Sunday, January 13, 2013

Someone has to pay for the Revolution

Embarcadero an hour before sunrise
The South African time difference meant that we were at work at 6:40 am to interview a client, scurrying around in the darkness because the ACLU building's lights don't work before the ass crack of dawn. If it had been an episode of the X-Files, Eugene Tooms would have waited until I got settled in with my tea and Skype before consuming livers. Yesterday was the four-month mark since starting at ORAM, and I'm still excited to go to work every day, which either means it's a great gig, or I have a dopamine irregularity/mood disorder.

Public interest lawyering really can be all kinds of awesome, and it's funny to think that it could all have been very different if the economy hadn't swirled into the toilet. As in some poor law firm may have been deceived sufficiently or had just enough free associate spaces to say, "Sure, we'll take an extra weirdo."

Fresh out of a Labor Union Summer with the AFL-CIO, I had put myself through at least fifty on-campus screener interviews and a dozen callback ones. At most of these talks, they'd flip through my resume of public interest red flags and ask me to defend why I'd spent my summer with a labor union, why I feel like the firm's pro bono program would be enough to "satiate my public interest spirit" (direct quote). Sometimes, I'd run into someone who would proactively defend why they were now second-year associates. My favorite line was an assertion that "someone has to pay for the Revolution." Not that I have anything against firm life, but somehow it just didn't work out (Firms, it's not you, it's me.). Throughout it, I did my usual Try-Hard Bear thing: I hustled myself through Lavender Law's OCI, followed up on any and all personal connections, etc. In the end, I didn't get a single offer, and I scrambled to chase the public interest jobs that I should have been hunting down in the first place. Stormy times indeed.

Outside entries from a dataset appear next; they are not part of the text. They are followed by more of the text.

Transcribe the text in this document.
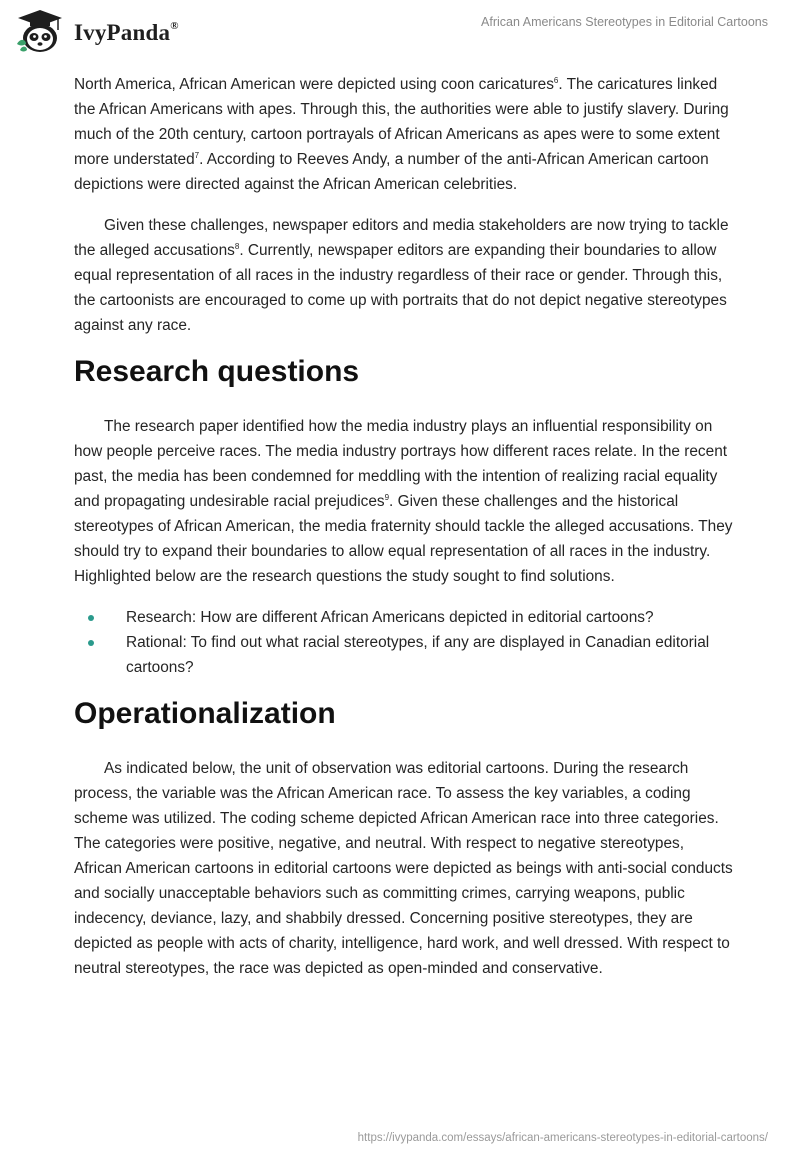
IvyPanda®	African Americans Stereotypes in Editorial Cartoons

North America, African American were depicted using coon caricatures$^6$. The caricatures linked the African Americans with apes. Through this, the authorities were able to justify slavery. During much of the 20th century, cartoon portrayals of African Americans as apes were to some extent more understated$^7$. According to Reeves Andy, a number of the anti-African American cartoon depictions were directed against the African American celebrities.

Given these challenges, newspaper editors and media stakeholders are now trying to tackle the alleged accusations$^8$. Currently, newspaper editors are expanding their boundaries to allow equal representation of all races in the industry regardless of their race or gender. Through this, the cartoonists are encouraged to come up with portraits that do not depict negative stereotypes against any race.

Research questions

The research paper identified how the media industry plays an influential responsibility on how people perceive races. The media industry portrays how different races relate. In the recent past, the media has been condemned for meddling with the intention of realizing racial equality and propagating undesirable racial prejudices$^9$. Given these challenges and the historical stereotypes of African American, the media fraternity should tackle the alleged accusations. They should try to expand their boundaries to allow equal representation of all races in the industry. Highlighted below are the research questions the study sought to find solutions.

Research: How are different African Americans depicted in editorial cartoons?
Rational: To find out what racial stereotypes, if any are displayed in Canadian editorial cartoons?
Operationalization

As indicated below, the unit of observation was editorial cartoons. During the research process, the variable was the African American race. To assess the key variables, a coding scheme was utilized. The coding scheme depicted African American race into three categories. The categories were positive, negative, and neutral. With respect to negative stereotypes, African American cartoons in editorial cartoons were depicted as beings with anti-social conducts and socially unacceptable behaviors such as committing crimes, carrying weapons, public indecency, deviance, lazy, and shabbily dressed. Concerning positive stereotypes, they are depicted as people with acts of charity, intelligence, hard work, and well dressed. With respect to neutral stereotypes, the race was depicted as open-minded and conservative.

https://ivypanda.com/essays/african-americans-stereotypes-in-editorial-cartoons/
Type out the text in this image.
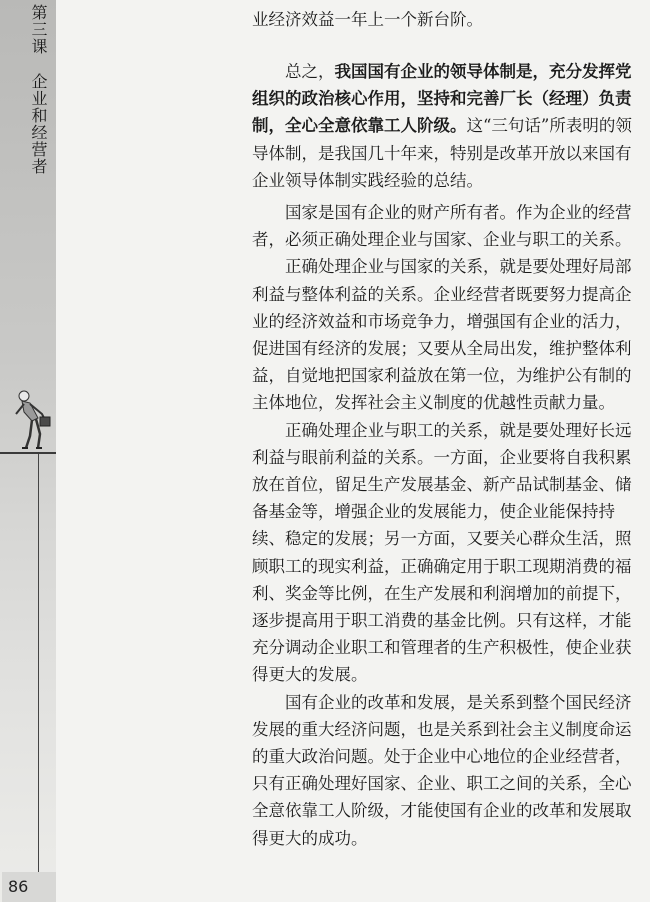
第三课企业和经营者
86
业经济效益一年上一个新台阶。

总之，我国国有企业的领导体制是，充分发挥党组织的政治核心作用，坚持和完善厂长（经理）负责制，全心全意依靠工人阶级。这“三句话”所表明的领导体制，是我国几十年来，特别是改革开放以来国有企业领导体制实践经验的总结。

国家是国有企业的财产所有者。作为企业的经营者，必须正确处理企业与国家、企业与职工的关系。

正确处理企业与国家的关系，就是要处理好局部利益与整体利益的关系。企业经营者既要努力提高企业的经济效益和市场竞争力，增强国有企业的活力，促进国有经济的发展；又要从全局出发，维护整体利益，自觉地把国家利益放在第一位，为维护公有制的主体地位，发挥社会主义制度的优越性贡献力量。

正确处理企业与职工的关系，就是要处理好长远利益与眼前利益的关系。一方面，企业要将自我积累放在首位，留足生产发展基金、新产品试制基金、储备基金等，增强企业的发展能力，使企业能保持持续、稳定的发展；另一方面，又要关心群众生活，照顾职工的现实利益，正确确定用于职工现期消费的福利、奖金等比例，在生产发展和利润增加的前提下，逐步提高用于职工消费的基金比例。只有这样，才能充分调动企业职工和管理者的生产积极性，使企业获得更大的发展。

国有企业的改革和发展，是关系到整个国民经济发展的重大经济问题，也是关系到社会主义制度命运的重大政治问题。处于企业中心地位的企业经营者，只有正确处理好国家、企业、职工之间的关系，全心全意依靠工人阶级，才能使国有企业的改革和发展取得更大的成功。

This is certainly the gray matter doing its sneaky thing by smoothing out all the inconsistencies along the way, but it seems to have worked out so far. Where I end up next is thankfully a question I can delay for a while, and it's a relief to be off of the usual schedule where as soon as you land a one-year fellowship, you're already casting your resume back into the great dark seas.

YOLO artwork

Lois the Pie Queen
 Finally made it to Lois the Pie Queen for breakfast. I don't know why you would have fried chicken for breakfast, but it happened, and now I wonder why we don't usually have it. We got seated under the YOLO collage, and I again wondered why I haven't already moved to Oakland.

Especially when the BART stations get all glamm'd up:


After I took this shot, other BART denizens also whipped out their phones to take the same. It's disappointing to climb up into Oakland and expect Sapphire City, but I met some fun people to climb with at Great Western Power Station.


And to wrap up, here's a picture of Dinga with no context. 
Whatever you may be thinking about, he disapproves of it.